Scaling beyond one node — run multiple nodes

The vertical levers above (--api-threads, the per-surface admission caps, the read-only listener behind a load balancer) scale the API surfaces up to the capacity of a single node. Because satd is a unified process over one chainstate, there is no in-process read-replica mode: you cannot add API capacity beyond what one node's API runtime can serve.

When you need more than that, run multiple independent satd nodes behind a load balancer. Each node is a full node maintaining its own chainstate and mempool; together they serve more aggregate read/stream traffic than any single node can.

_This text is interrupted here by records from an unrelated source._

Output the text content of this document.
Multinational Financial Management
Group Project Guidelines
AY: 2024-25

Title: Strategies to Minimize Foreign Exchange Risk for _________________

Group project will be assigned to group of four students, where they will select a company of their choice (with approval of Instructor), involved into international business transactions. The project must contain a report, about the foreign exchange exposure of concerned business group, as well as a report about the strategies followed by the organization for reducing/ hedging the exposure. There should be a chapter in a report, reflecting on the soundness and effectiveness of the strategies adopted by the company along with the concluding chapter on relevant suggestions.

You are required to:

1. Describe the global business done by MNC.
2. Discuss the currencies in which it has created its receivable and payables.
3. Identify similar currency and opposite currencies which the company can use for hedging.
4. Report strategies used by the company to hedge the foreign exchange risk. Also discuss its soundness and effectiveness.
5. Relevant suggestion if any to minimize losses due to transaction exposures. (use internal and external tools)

Clients must tolerate transient divergence between nodes

Independent nodes are only eventually consistent with each other. At any instant two nodes can legitimately differ, and a load balancer can route consecutive requests to different backends. Design clients to expect:

  • Tip skew — one node may be a block (or briefly more) ahead of another; getblockcount / chain-tip height can go backwards across two requests routed to different nodes.
  • Mempool divergence — a just-broadcast transaction may be visible on the node that received it but not yet on others; fee estimates and mempool contents differ between nodes.
  • Reorg timing skew — nodes can adopt a reorg at slightly different moments, so a tx's confirmed/unconfirmed status (and confirmations) can differ transiently.
  • Streaming cursors are per-node — a streaming cursor / seq / instance_id is only meaningful against the node that issued it; do not resume a cursor against a different backend.

Practical guidance:

  • Don't assume monotonic or read-your-writes consistency across requests that may hit different backends. Use sticky sessions (pin a client/session to one backend) where read-your-writes matters — e.g. submit a tx and then poll for it on the same node.
  • Broadcast deliberately. Send a transaction to one chosen node (or fan it out to all), then rely on P2P propagation; don't assume every node already has a tx another node just accepted.
  • Use confirmation thresholds, not single-node point reads, for irreversibility decisions; confirm across nodes if you need cross-node agreement.
  • Health-gate the pool. Route only to nodes that are /readyz and near the network tip; drop a node that has fallen behind so it doesn't serve stale reads.

This is the same operational model as running multiple Bitcoin Core nodes behind a balancer — satd's contribution is that a single node already isolates its API surfaces from consensus, so you reach for multiple nodes only for genuine horizontal throughput, not to protect the node from its own API load.